Directors: Paddy Considine
Cast: Peter Mullan, Olivia Coleman and Eddie Marsan
Release date: 6th February 2012
Tyrannosaur, the debut feature as writer/director from actor Paddy Considine, is not an easy sell. A dark drama dealing with issues of rage, urban blight and domestic violence is not an obvious choice for a viewing with a takeaway and a few tins of Stella. Indeed, in spite of glowing reviews from British critics and the best efforts of its distributor the film failed to make much UK box office impact. On theatrical release it got rather lost in the shadow cast by the success of Tinker Tailor Soldier Spy. However with its DVD and Blu-ray release Tyrannosaur has a second chance to find its audience buoyed up by its success at the British Independent Film Awards (where it won best film, best debut director and best actress for Olivia Coleman).
I’ll spare you any tired jokes about a lack of giant reptile action. The film opens with a difficult (but tastefully shot) scene in which Joseph (Mullan), a middle aged man with very severe anger management problems, leaves a bookies in a rage and overcome with anger kicks his pet dog to death. Joseph lives alone on benefits following the passing of his wife, and the dog was his only companion. It’s unclear what’s the cause of his rage but it fires out in every direction, blighting his life and scorching his relationships. Stricken with remorse for killing his pet, and trying to flee his anger after yet another random violent confrontation, he takes refuge in a charity shop. There he meets Hannah (Colman). Hannah treats Joseph with compassion and asks if he would like her to pray for him. He reacts badly to her act of kindness, but finds himself drawn to visit the shop again and again.
Joseph’s assumptions that Hannah leads a cosy middle class life are challenged when she arrives at work with a black eye. In fact Hannah’s home life is anything but cosy, as she is a victim of horrific psychological and physical domestic abuse at the hands of her truly vile husband (a very creepy performance by Eddie Marsan). Hannah and Joseph form a strange bond, the foul mouthed, possibly racist, working class hardman, and the polite, Christian, middle class wife. As this develops each discovers more about the other, and we find out more about the roots of Joseph’s rage.

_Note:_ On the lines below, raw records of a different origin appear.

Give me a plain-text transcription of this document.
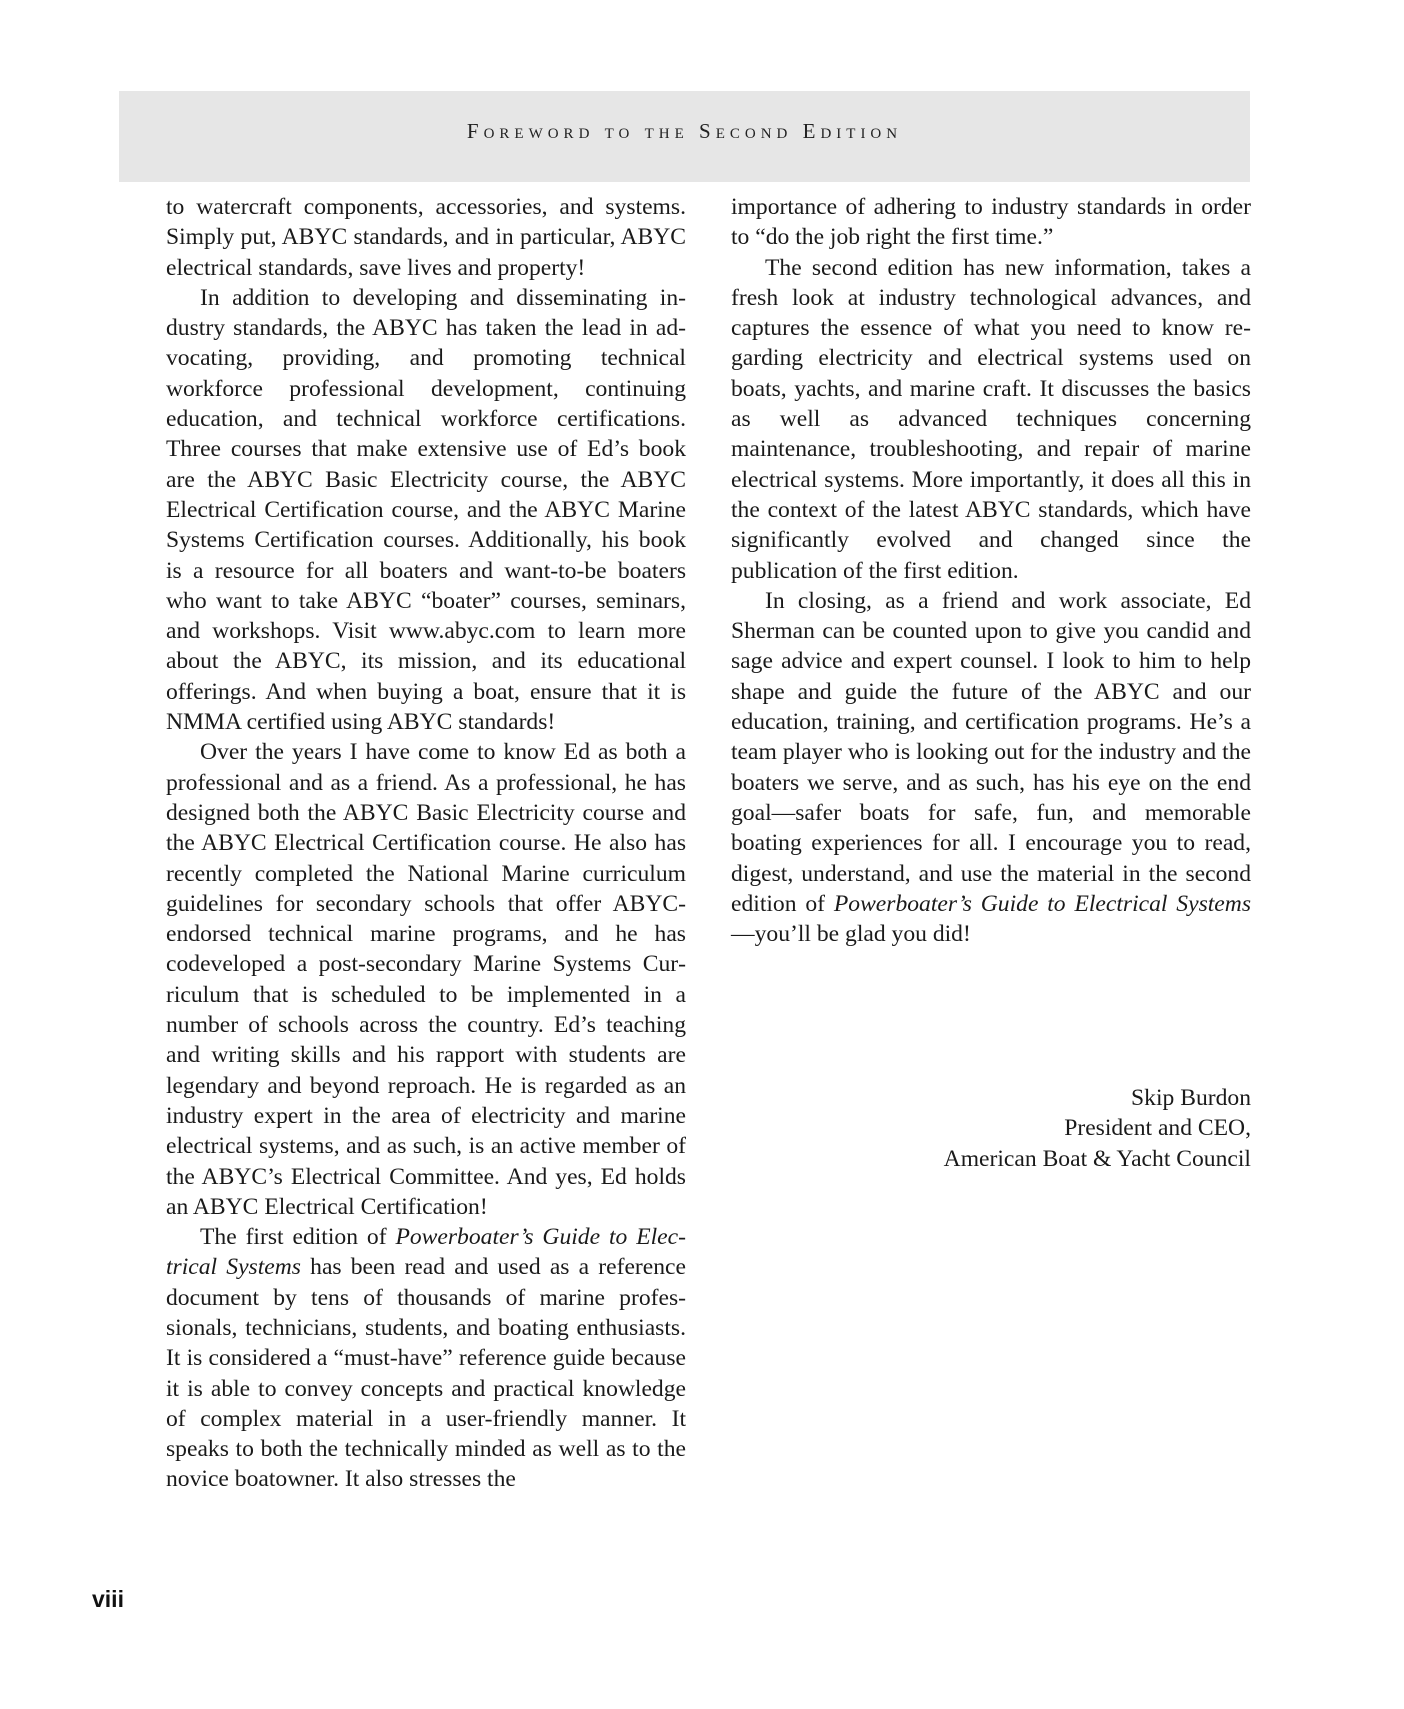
Foreword to the Second Edition

to watercraft components, accessories, and systems. Simply put, ABYC standards, and in particular, ABYC electrical standards, save lives and property!

In addition to developing and disseminating industry standards, the ABYC has taken the lead in advocating, providing, and promoting technical workforce professional development, continuing education, and technical workforce certifications. Three courses that make extensive use of Ed’s book are the ABYC Basic Electricity course, the ABYC Electrical Certification course, and the ABYC Marine Systems Certification courses. Additionally, his book is a resource for all boaters and want-to-be boaters who want to take ABYC “boater” courses, seminars, and workshops. Visit www.abyc.com to learn more about the ABYC, its mission, and its educational offerings. And when buying a boat, ensure that it is NMMA certified using ABYC standards!

Over the years I have come to know Ed as both a professional and as a friend. As a professional, he has designed both the ABYC Basic Electricity course and the ABYC Electrical Certification course. He also has recently completed the National Marine curriculum guidelines for secondary schools that offer ABYC-endorsed technical marine programs, and he has codeveloped a post-secondary Marine Systems Curriculum that is scheduled to be implemented in a number of schools across the country. Ed’s teaching and writing skills and his rapport with students are legendary and beyond reproach. He is regarded as an industry expert in the area of electricity and marine electrical systems, and as such, is an active member of the ABYC’s Electrical Committee. And yes, Ed holds an ABYC Electrical Certification!

The first edition of Powerboater’s Guide to Electrical Systems has been read and used as a reference document by tens of thousands of marine professionals, technicians, students, and boating enthusiasts. It is considered a “must-have” reference guide because it is able to convey concepts and practical knowledge of complex material in a user-friendly manner. It speaks to both the technically minded as well as to the novice boatowner. It also stresses the

importance of adhering to industry standards in order to “do the job right the first time.”

The second edition has new information, takes a fresh look at industry technological advances, and captures the essence of what you need to know regarding electricity and electrical systems used on boats, yachts, and marine craft. It discusses the basics as well as advanced techniques concerning maintenance, troubleshooting, and repair of marine electrical systems. More importantly, it does all this in the context of the latest ABYC standards, which have significantly evolved and changed since the publication of the first edition.

In closing, as a friend and work associate, Ed Sherman can be counted upon to give you candid and sage advice and expert counsel. I look to him to help shape and guide the future of the ABYC and our education, training, and certification programs. He’s a team player who is looking out for the industry and the boaters we serve, and as such, has his eye on the end goal—safer boats for safe, fun, and memorable boating experiences for all. I encourage you to read, digest, understand, and use the material in the second edition of Powerboater’s Guide to Electrical Systems—you’ll be glad you did!

Skip Burdon
President and CEO,
American Boat & Yacht Council
viii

Tyrannosaur is a difficult film, it features cruelty to animals (not actual, this isn’t Cannibal Holocaust), sexual violence, racism, and copious use of the strongest possible language. All of these are likely to send many viewers reaching for the off button. This would be a shame, because actually this is one of the strongest British films of last year. Debut director Considine is working in a working class milieu very similar to that of his frequent collaborator, director Shane Meadows, but the film is also reminiscent of Mike Leigh’s Naked with its angry male loner character.
Mullan is superb as Joseph, it takes some doing to keep an audience sympathetic with a character who is first seen kicking a dog to death, and then racially abusing an Asian shopkeeper, but somehow Mullan manages to make his character’s inner struggle visible on his grizzled face. That his performance seems to have been overshadowed by Coleman’s is more to do with the fact that this is the sort of hardman character Mullan has played so many times it seems effortless. However Olivia Coleman deserves every one of the plaudits she has received. Primarily known for her work in comedies such as Hot Fuzz and Confetti, and on television in Peep Show and Rev (among many others). Here the actress is heartbreaking, playing a woman trapped in a hideous relationship with no one to turn to, and no apparent escape. The relationship between these two characters could be seen as unlikely, but the actors sell it so well it seems completely natural.
It is a sad truth that victims of domestic violence are often treated unsympathetically because those who have not experienced this kind of abuse fail to understand why the victim would not leave the relationship immediately. Hannah’s story shows clearly how difficult this is, and Coleman does not play her as a quiet mousey character, but one of considerable personal strength and decency. In one sequence Hannah is afraid to go home. She drinks herself into a stupor in a nightclub, but a helpful hen night find her passed out on the pavement and call her husband. This is as terrifying as any Hollywood thriller.
My only criticism is that the final 10 minutes of the film move the story in a rather over dramatic direction which I personally felt was a little too neat. My taste would have been for something rather more low key. This is a minor criticism of an excellent piece of work. This is a film of harsh realities, but with a warm beating heart. Considine cares for these characters, and so will you. I’m not ashamed to say I bawled my eyes out. One of the best films of last year, and had I seen it on release it would be in my top 10 of 2011.
Extras: audio commentary with Considine and producer Diarmid Scrimshaw, the short film ‘Dog Altogether’ of which Tyrannosaur is an expansion, deleted scenes with commentary, stills, trailer.